Decisões automatizadas e responsabilidade do empregador

Com a popularização de algoritmos de triagem de currículos, avaliações de desempenho e até desligamentos, surge uma dúvida fundamental: quem responde por um erro cometido pela IA?

Para Bruno Gallucci, a responsabilidade permanece sendo da empresa. “Se a ferramenta tecnológica utilizada no processo seletivo promove uma discriminação algorítmica, rejeitando candidatos com base em critérios enviesados, ou se um sistema automatizado de avaliação de desempenho resulta no desligamento injusto de um empregado, o risco da atividade — ainda que terceirizado à máquina — permanece sendo do tomador dos serviços.”
“Em última instância, é o empregador quem se beneficia economicamente da eficiência do sistema, e, portanto, deve arcar com os eventuais danos dele decorrentes, inclusive no que tange à reparação moral, à reintegração ou à nulidade de atos praticados sob vício algorítmico.”


Risco de exclusão e a urgência da requalificação

Outro ponto destacado por Gallucci é o chamado desemprego estrutural por obsolescência profissional. “Não se trata apenas de substituir o trabalhador por um robô. O problema é que, muitas vezes, o trabalhador sequer terá como se recolocar no mercado sem uma profunda requalificação. E a CLT, em sua redação atual, não impõe ao empregador qualquer dever nesse sentido”, alerta.

Ausência de marco legal e lacunas da CLT

Hoje, o único dispositivo que tangencia o tema é a Lei Geral de Proteção de Dados (LGPD), que prevê no artigo 20 o direito de revisão de decisões automatizadas. Mas, segundo Gallucci, “a LGPD não foi pensada para o mundo do trabalho e, portanto, não cobre as nuances da subordinação algorítmica, da alienação dos dados laborais ou da manipulação de metas e produtividade por inteligência artificial”.

“Estamos falando de uma ruptura paradigmática: algoritmos que avaliam, fiscalizam e até penalizam empregados em tempo real, sem intervenção humana. Isso não pode ficar à margem da legislação trabalhista. É urgente que o Congresso Nacional e o Ministério do Trabalho abram espaço para essa discussão em caráter prioritário.”

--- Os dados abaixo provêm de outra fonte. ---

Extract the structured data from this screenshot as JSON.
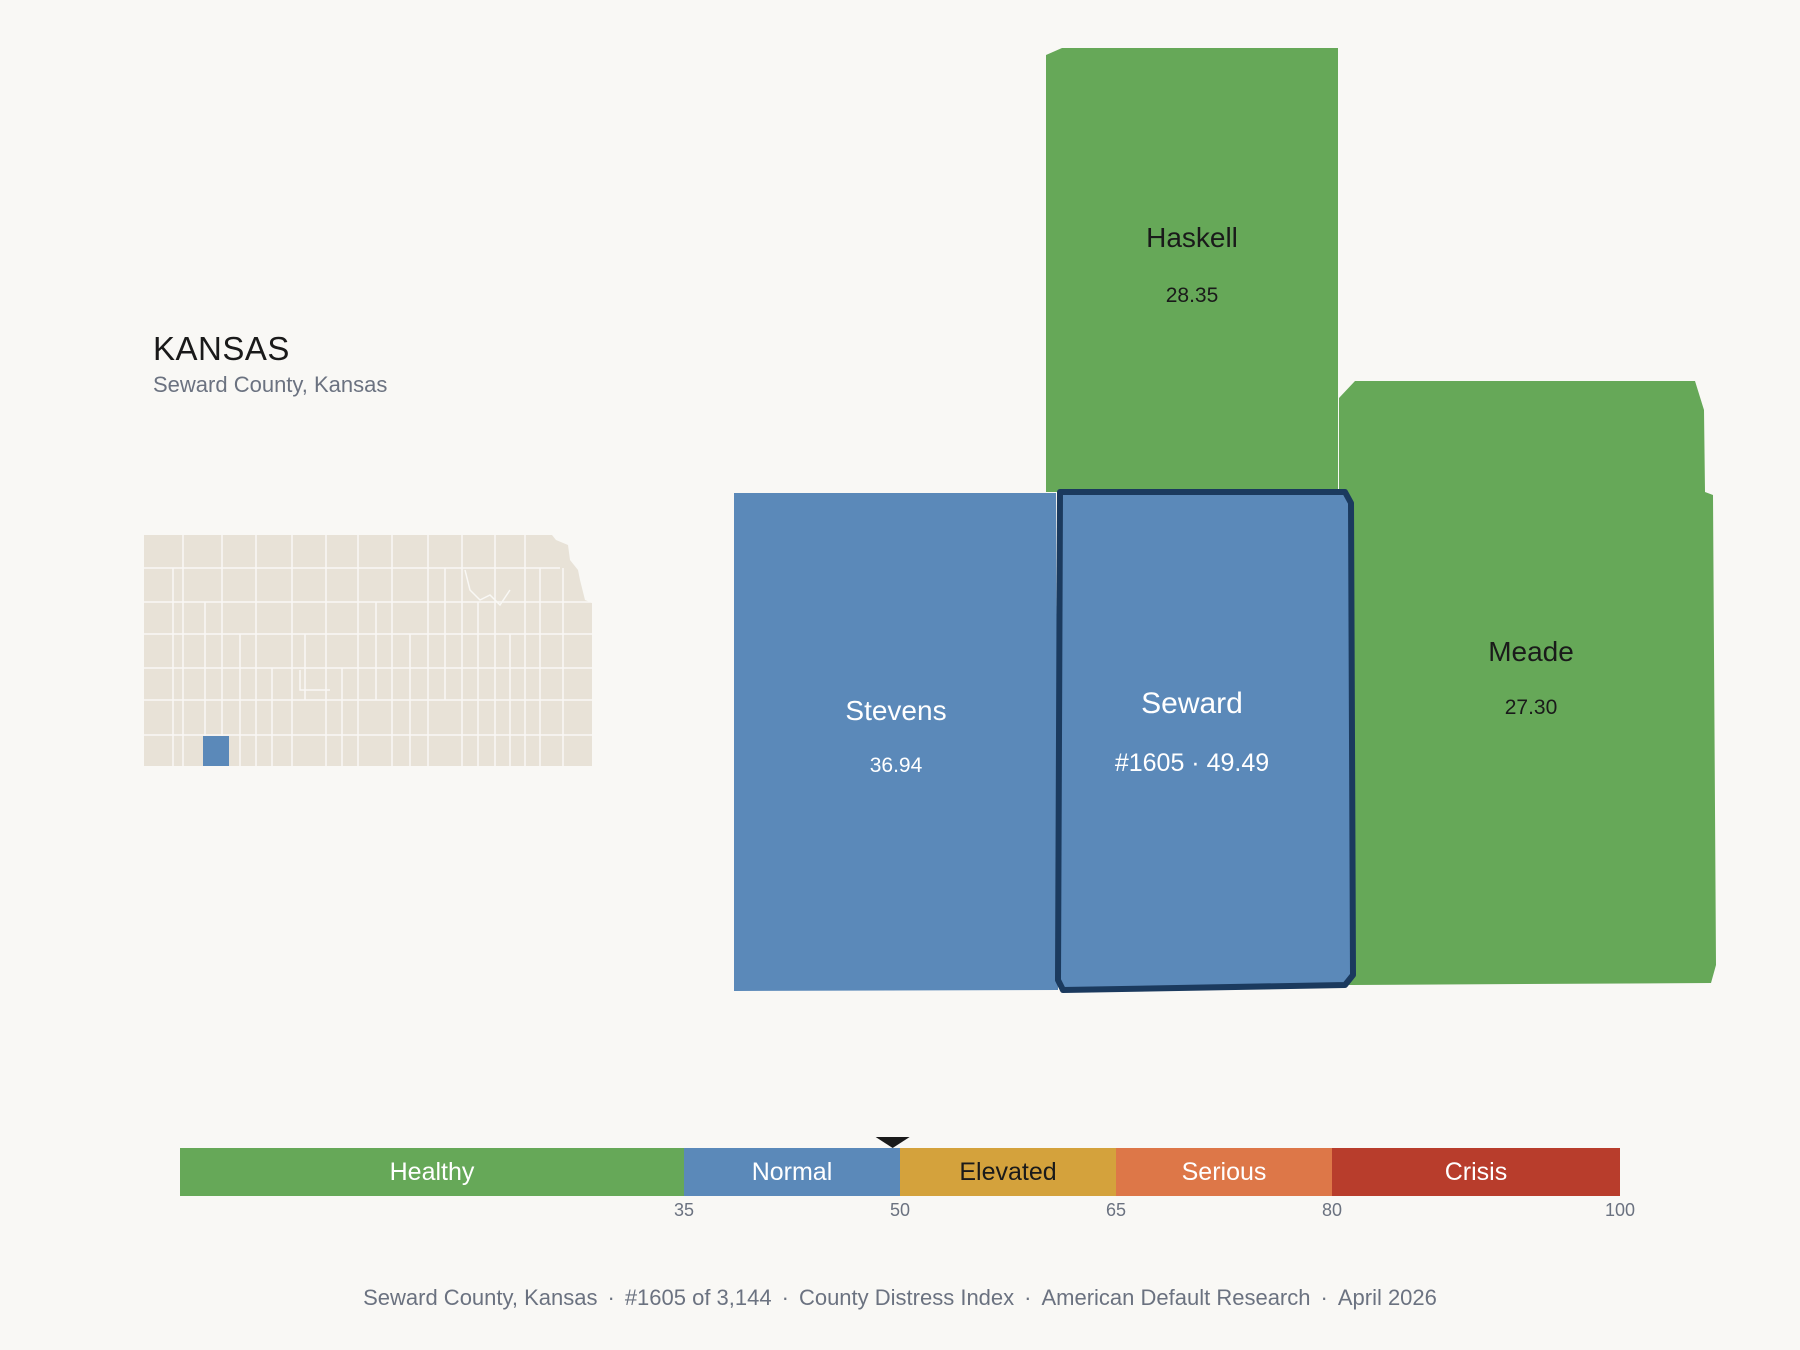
{
  "header": {
    "state_name": "KANSAS",
    "subtitle": "Seward County, Kansas"
  },
  "inset": {
    "highlight_color": "#5b89b9",
    "base_color": "#e8e2d7"
  },
  "counties": [
    {
      "name": "Haskell",
      "value": "28.35",
      "category": "Healthy",
      "color": "#66a858"
    },
    {
      "name": "Meade",
      "value": "27.30",
      "category": "Healthy",
      "color": "#66a858"
    },
    {
      "name": "Stevens",
      "value": "36.94",
      "category": "Normal",
      "color": "#5b89b9"
    },
    {
      "name": "Seward",
      "value": "#1605 · 49.49",
      "category": "Normal",
      "color": "#5b89b9",
      "selected": true
    }
  ],
  "legend": {
    "segments": [
      {
        "label": "Healthy",
        "from": 0,
        "to": 35,
        "color": "#66a858"
      },
      {
        "label": "Normal",
        "from": 35,
        "to": 50,
        "color": "#5b89b9"
      },
      {
        "label": "Elevated",
        "from": 50,
        "to": 65,
        "color": "#d4a23c"
      },
      {
        "label": "Serious",
        "from": 65,
        "to": 80,
        "color": "#dd7748"
      },
      {
        "label": "Crisis",
        "from": 80,
        "to": 100,
        "color": "#b83d2c"
      }
    ],
    "ticks": [
      "35",
      "50",
      "65",
      "80",
      "100"
    ],
    "marker_value": 49.49
  },
  "footer": {
    "county": "Seward County, Kansas",
    "rank": "#1605 of 3,144",
    "index": "County Distress Index",
    "source": "American Default Research",
    "date": "April 2026"
  }
}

Regulação internacional e o papel do Brasil

Diversos países da União Europeia já aprovaram ou estão debatendo leis específicas para regulação da IA no trabalho, com destaque para o AI Act, da União Europeia, que impõe níveis de risco e obrigações para empresas que usam algoritmos em processos decisórios.
No Brasil, o Projeto de Lei nº 2.338/2023, que estabelece o Marco Legal da Inteligência Artificial, está em tramitação no Senado, mas ainda não enfrenta com profundidade os impactos trabalhistas da automação.

“Se o Brasil não se antecipa, corre o risco de enfrentar uma judicialização massiva sobre decisões automatizadas, demissões injustificadas por algoritmos, e uma nova forma de assédio moral digital, em que metas inalcançáveis são impostas por sistemas cibernéticos”, alerta Gallucci.

Enquanto o mundo avança na automação, o Direito do Trabalho brasileiro é chamado a encontrar respostas urgentes para não apenas proteger o trabalhador, mas também fornecer segurança jurídica às empresas que desejam inovar sem incorrer em litígios. “Não se trata de romantizar o passado, mas de compreender que o progresso tecnológico deve ser humanizado. A inteligência artificial deve servir ao trabalho, e não substituir a dignidade do trabalhador”, finaliza Bruno Gallucci.